Eso sí que pareció tranquilizarlo. Jeremy había tenido que ir a hospitales y casas extrañas cuando algún agente de policía había muerto o había resultado herido. Se volvió a meter el teléfono en el bolsillo.

—¿Seguro que estás bien? —Jeremy asintió—. Si te apetece, puedes quedarte a dormir aquí.

—Eso resultaría muy extraño, mamá.

—Bueno, despiértame si me necesitas.

Faith se echó en la cama y colocó la mano debajo de la almohada. Sus dedos tocaron algo húmedo, algo familiar.

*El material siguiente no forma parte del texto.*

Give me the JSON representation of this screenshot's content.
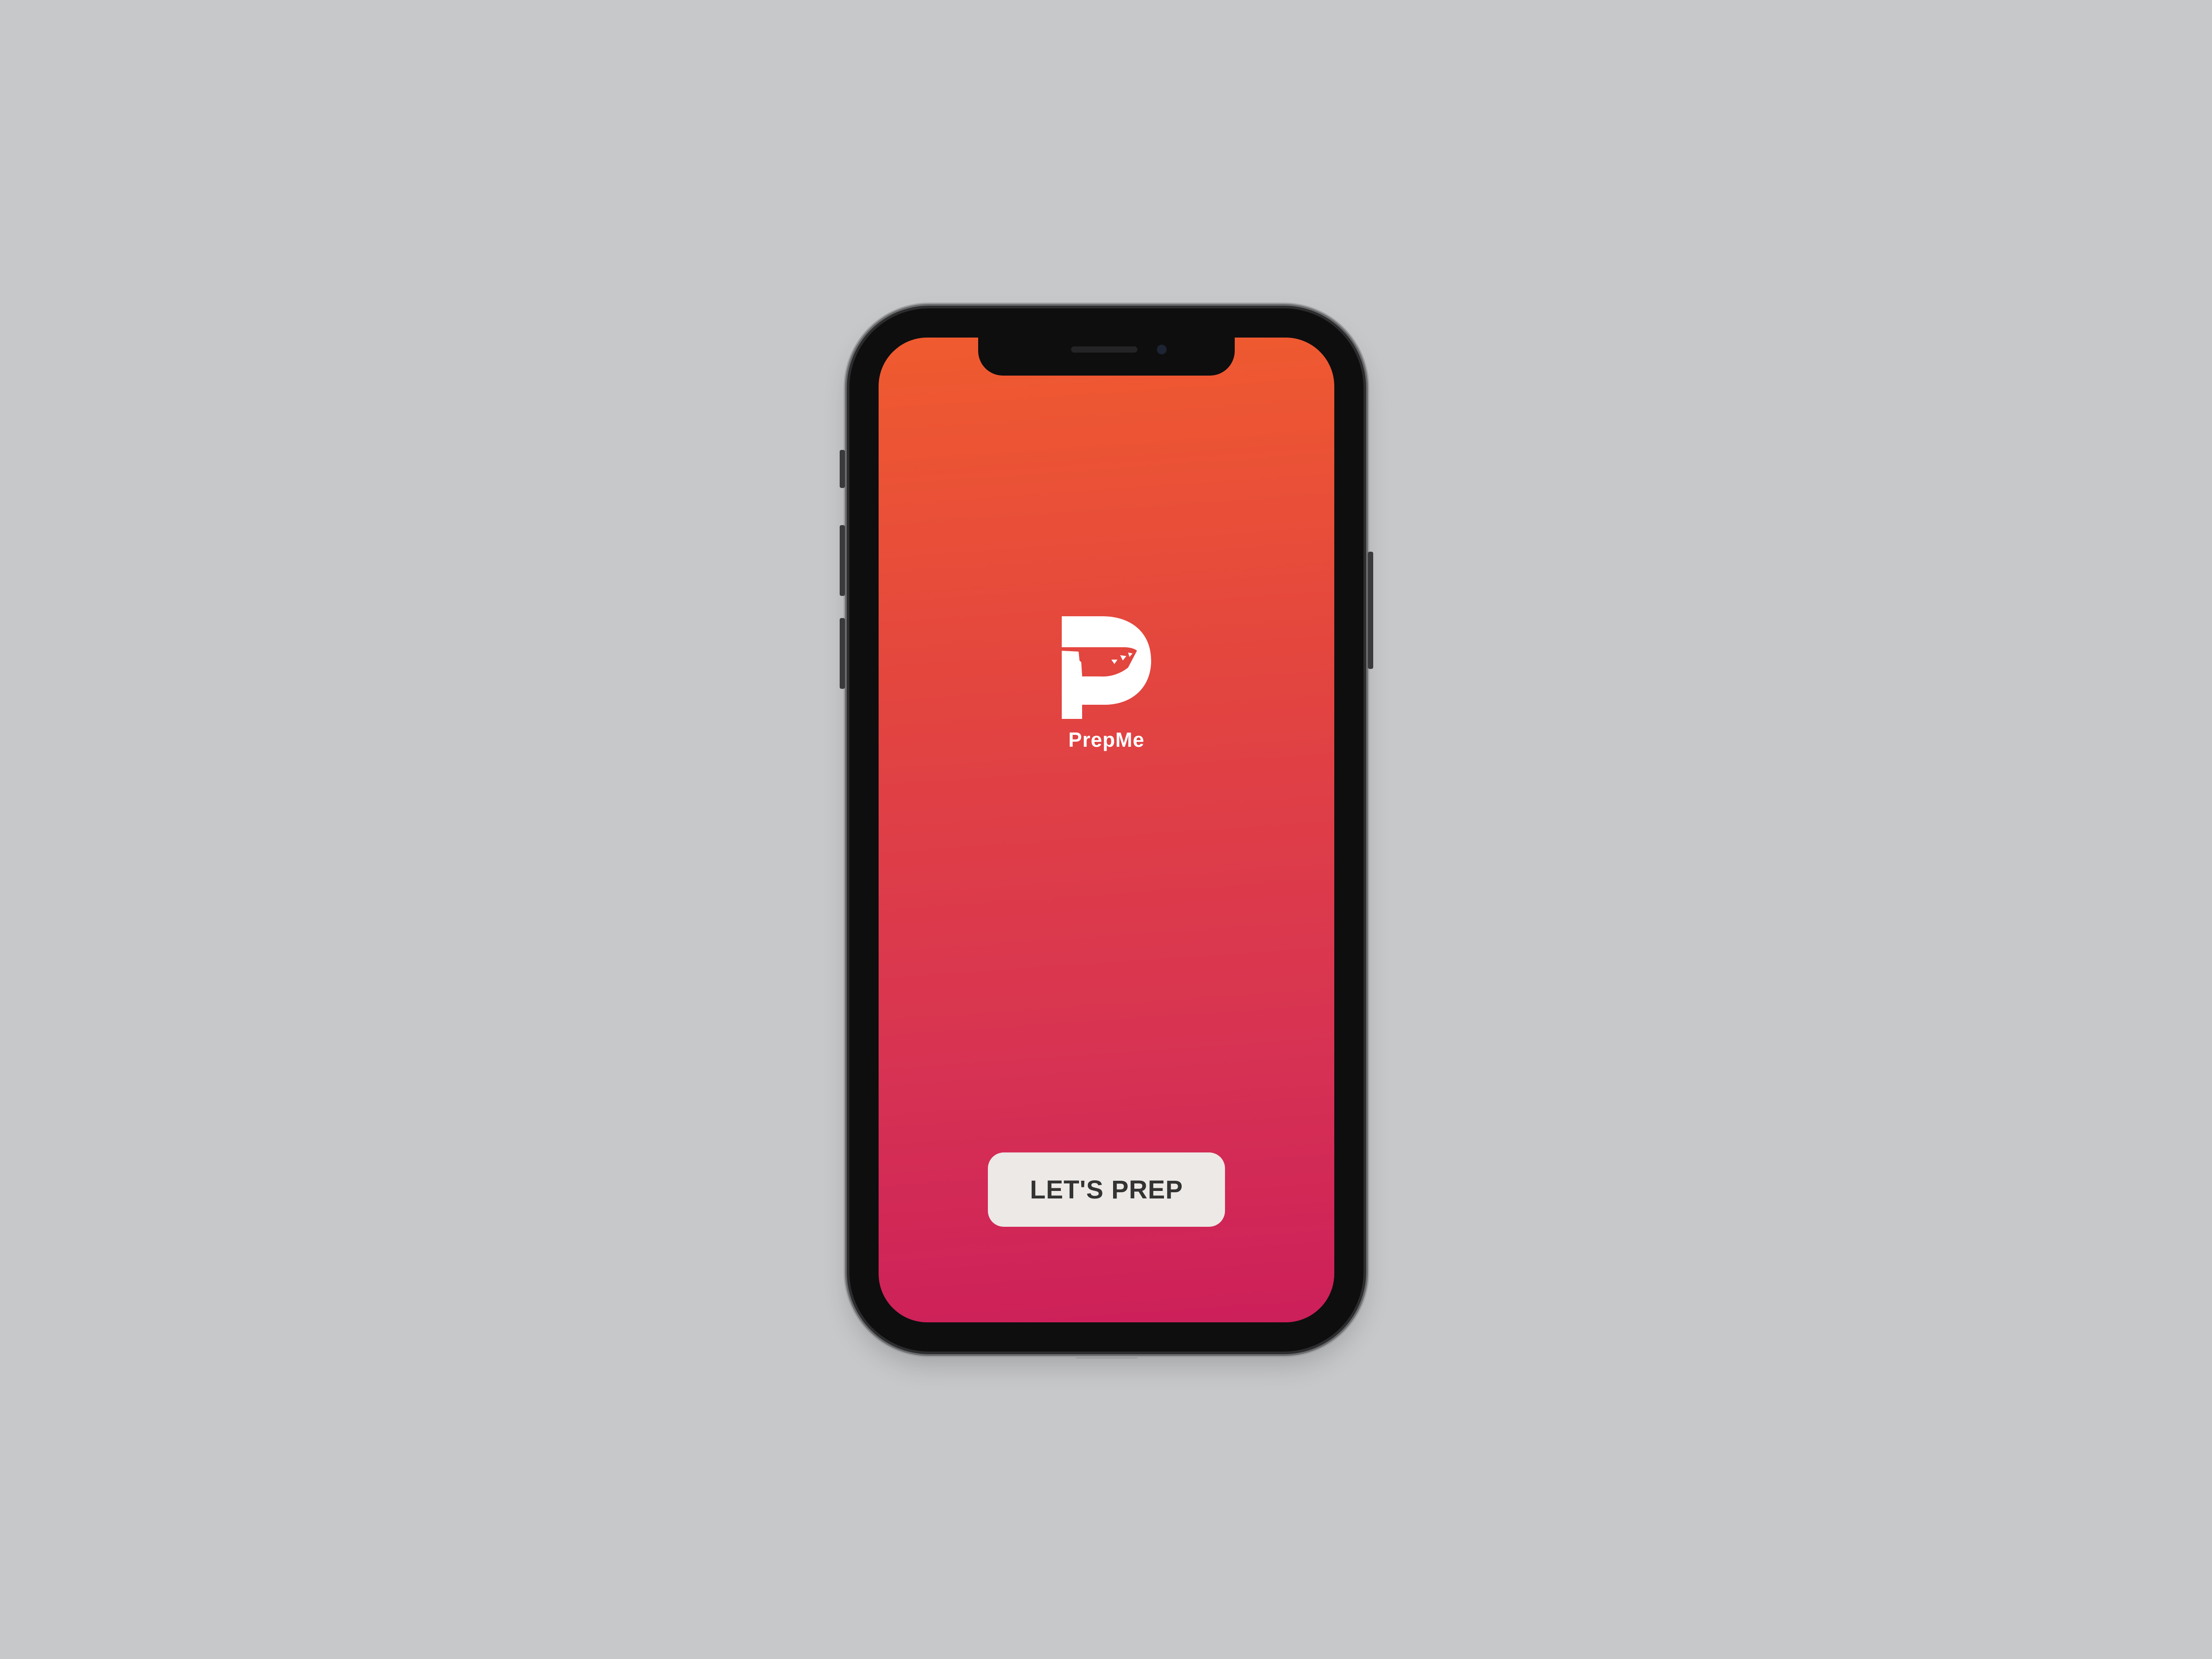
{
  "app": {
    "name": "PrepMe",
    "logo_icon": "prepme-p-logo-icon"
  },
  "cta": {
    "label": "LET'S PREP"
  },
  "colors": {
    "background": "#c7c8ca",
    "gradient_top": "#f05b2f",
    "gradient_bottom": "#cc1f5a",
    "button_bg": "#ece9e6",
    "button_text": "#333333"
  }
}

Jeremy se dio cuenta de que le pasaba algo.

—¿Qué ocurre?

Faith se quedó sin respiración. Se había quedado muda.

—¿Mamá?

—Nada —dijo—. Sólo es que estoy cansada. —Sus pulmones reclamaban oxígeno. Notó que el sudor le corría por todo el cuerpo—. Coge las mantas antes de que Zeke suba aquí.

—¿Te encuentras…?

—Jeremy, por favor, ha sido un día muy largo. Necesito dormir.

Parecía reacio a marcharse.

—De acuerdo.

—¿Te importaría cerrar la puerta? —No estaba segura de poder moverse aunque quisiese.

Jeremy volvió a mirarla, preocupado, mientras cerraba la puerta. Faith oyó el clic del pestillo, y luego sus suaves pasos recorriendo el pasillo hasta la habitación de la colada. Hasta que no oyó crujir el tercer escalón de abajo no sacó la mano de debajo de la almohada.

Abrió el puño. El intenso miedo que sentía dio paso a una furia desmedida. El mensaje en el iPhone de Jeremy. Su escuela secundaria. El día de su nacimiento.

«Cierra la boca y abre los ojos».

Su hijo había estado tendido en esa cama, con los pies a escasos centímetros de lo que acababa de encontrar.

«Estoy seguro de que esos tíos se han pillado los dedos y los cogerán».

Y aquellas palabras cobraron todo su sentido cuando, con la mano, sostuvo el dedo cortado de su madre.